Recently, Shell Refining improved the performance of its Port Arthur (Tex.) refinery by following Katzenbach's approach. It empowered top supervisors, called "pride builders" at the company, by asking them for their advice on how to improve the plant's performance as well as how to cultivate more supervisors like them.
So what is Katzenbach's secret? BusinessWeek's Emily Thornton recently talked to Katzenbach about how his philosophy can be applied during this recession. Below are edited excerpts from their conversation.
What do you believe is the best way to motivate people during this recession?
We see the same problems in turnaround situations. That's analogous to what happens during a recession. It's when companies have to restructure and do all sorts of painful things. If you don't also concentrate on the more positive aspects of motivation, you don't get nearly as far in terms of behavior change and performance gains.

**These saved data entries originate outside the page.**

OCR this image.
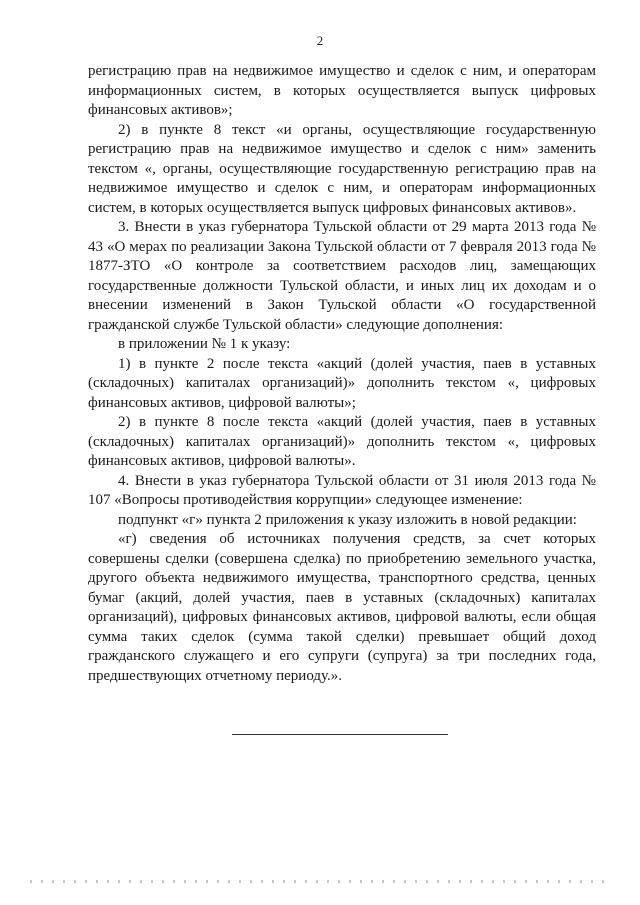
2

регистрацию прав на недвижимое имущество и сделок с ним, и операторам информационных систем, в которых осуществляется выпуск цифровых финансовых активов»;

2) в пункте 8 текст «и органы, осуществляющие государственную регистрацию прав на недвижимое имущество и сделок с ним» заменить текстом «, органы, осуществляющие государственную регистрацию прав на недвижимое имущество и сделок с ним, и операторам информационных систем, в которых осуществляется выпуск цифровых финансовых активов».

3. Внести в указ губернатора Тульской области от 29 марта 2013 года № 43 «О мерах по реализации Закона Тульской области от 7 февраля 2013 года № 1877-ЗТО «О контроле за соответствием расходов лиц, замещающих государственные должности Тульской области, и иных лиц их доходам и о внесении изменений в Закон Тульской области «О государственной гражданской службе Тульской области» следующие дополнения:

в приложении № 1 к указу:

1) в пункте 2 после текста «акций (долей участия, паев в уставных (складочных) капиталах организаций)» дополнить текстом «, цифровых финансовых активов, цифровой валюты»;

2) в пункте 8 после текста «акций (долей участия, паев в уставных (складочных) капиталах организаций)» дополнить текстом «, цифровых финансовых активов, цифровой валюты».

4. Внести в указ губернатора Тульской области от 31 июля 2013 года № 107 «Вопросы противодействия коррупции» следующее изменение:

подпункт «г» пункта 2 приложения к указу изложить в новой редакции:

«г) сведения об источниках получения средств, за счет которых совершены сделки (совершена сделка) по приобретению земельного участка, другого объекта недвижимого имущества, транспортного средства, ценных бумаг (акций, долей участия, паев в уставных (складочных) капиталах организаций), цифровых финансовых активов, цифровой валюты, если общая сумма таких сделок (сумма такой сделки) превышает общий доход гражданского служащего и его супруги (супруга) за три последних года, предшествующих отчетному периоду.».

Relying on mandating, making tough decisions, and telling people that this is the way life is and you have to get through it, is not the same thing as getting them motivated to do it. The motivation impetus for most employees is at least as much emotional as it is a rational process. So you have to do something to connect with the emotional side of the employee.
How do you suggest managers make positive connections with employees?
It helps if you're adept at using some of the informal aspects of the organization along with the formal. That's counterintuitive to many leaders in tough situations who tend to fall back on the formal elements that they can control. Thus they work down that axis by changing objectives, changing programs, changing incentives, changing structures, redesigning processes.
[Such tactics] may change the cost structure. But the more successful companies in turnaround situations give at least as much attention to getting people to feel good about what they have to do in their daily work, and that's more of an emotional challenge. To address the emotional challenge, you have to actively influence the informal interactions of the organization, rather than sitting back and watching it or even worse, undermining its positive influence. In my mind, managing in this different world will put a premium on actively influencing the informal elements in ways that complement and accelerate the formal efforts.
What do you mean by informal elements?
In every organization, there are communities of common interest that exist. For example, people who smoke gather together wherever they can smoke; people of different gender and ethnic backgrounds tend to form communities. You want to have a sense for what those are, and which of them might be influenced in ways that are helpful in influencing key behaviors .
We find a practical way to do that is to go right down to the front line and find what I call the master motivators who are already recognized for their unique ability to gain the emotional commitment of their people.